'Everything's Gonna Be Okay': The First Great TV Show of 2020
Freeform, the network formerly known as ABC Family, which was the network formerly known as Fox Family (for those of you born before 2000), has gradually rebranded itself as an aspirational (and more importantly, inclusive) entertainment entity for Gen Z ever since coming out in 2016 with a whole new look and name. Back then, it was announced that it would establish a focus on "becomers," a group ABC Family President Tom Ascheim had tried to describe by explaining, "The most important question that young people ask themselves as they're going from high school to their thirties is, 'Who am I becoming?' So we call the life stage 'becoming' and the people going through it Becomers."
And therein lies Everything's Gonna Be Okay, which effortlessly slides into those network brand pillars by centering on a group of very likable and relatable "Becomers." EGBOK is a tender, funny, and unapologetically awkward comedy, the likes of which you would get if Pen15, Please Like Me (one of the best shows of the 2010s), and Catastrophe were to hook up in a throuple. Maybe that's because it's from executive producers of the latter two critically-acclaimed shows.
In fact, EGBOK fills in nicely as a thematic/spiritual sequel to Please Like Me, also created by star Josh Thomas. Here he plays Nicholas, an impish twentysomething from Australia whose visit to his biological American widower dad ends on a somber note: Dad has cancer and doesn't have long to live, and Nicholas ends up becoming the legal guardian of his two teenage half-sisters, autistic Matilda (Kayla Cromer), who's eager to start college and find romance with a kind jock, and awkward Genevieve (Maeve Press), a 14-year-old who's adjusting to the nerve-wracking politics of high school. And to make things even more confusing, Nicholas has just started a relationship with a cute and very understanding guy named Alex (Adam Faison, last seen in Hulu's slasher flick Midnight Kiss).
The first few episodes juggle a number of issues and scenes you'd rarely see in a television comedy ten years ago: Cancer, death, autism, menstruation, gay sex, teenage sexuality, alcohol, and drugs are all unabashedly on the table. Nothing is given the trite "afterschool special" treatment here. But nothing is depressingly bleak either; this is an easy half-hour for those looking for a lighter alternative to Euphoria.

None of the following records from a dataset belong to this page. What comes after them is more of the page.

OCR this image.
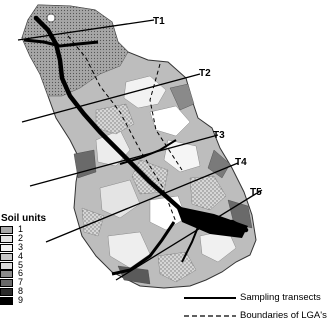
T1
T2
T3
T4
T5
Soil units
1
2
3
4
5
6
7
8
9	Sampling transects
Boundaries of LGA's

Josh Thomas, basically playing the same character from PLM, is a refreshing sitcom figure, reluctantly stepping into a caregiver role with varying and naturally funny results. Here's hoping he finds more American fans (and that more Americans discover his previous work).
The rest of the cast and supporting players make for a uniquely authentic ensemble -- maybe because these teens look like actual teens. Cromer and Press beautifully capture the imperfect ways to manage high school while also dealing with the death of a parent ("I look like a child whore widow" is the best line from the pilot, delivered before an even more memorable funeral scene). Ivy Wolk, who plays one of Genevieve's frenemies, the Sia-mopped Tellulah, gets to spit out a few verbal barbs, but she never comes off as a complete mean girl. And Faison is the Perfect Boyfriend who finds himself as the unexpected fourth wheel in these siblings' messy lives. They're sloppy, they cry on each other's shoulders, and they have no idea how they're going to get through the next week.
They're a brave, new kind of modern family for a brave, new decade.
Everything's Gonna Be Okay airs Thursdays on Freeform.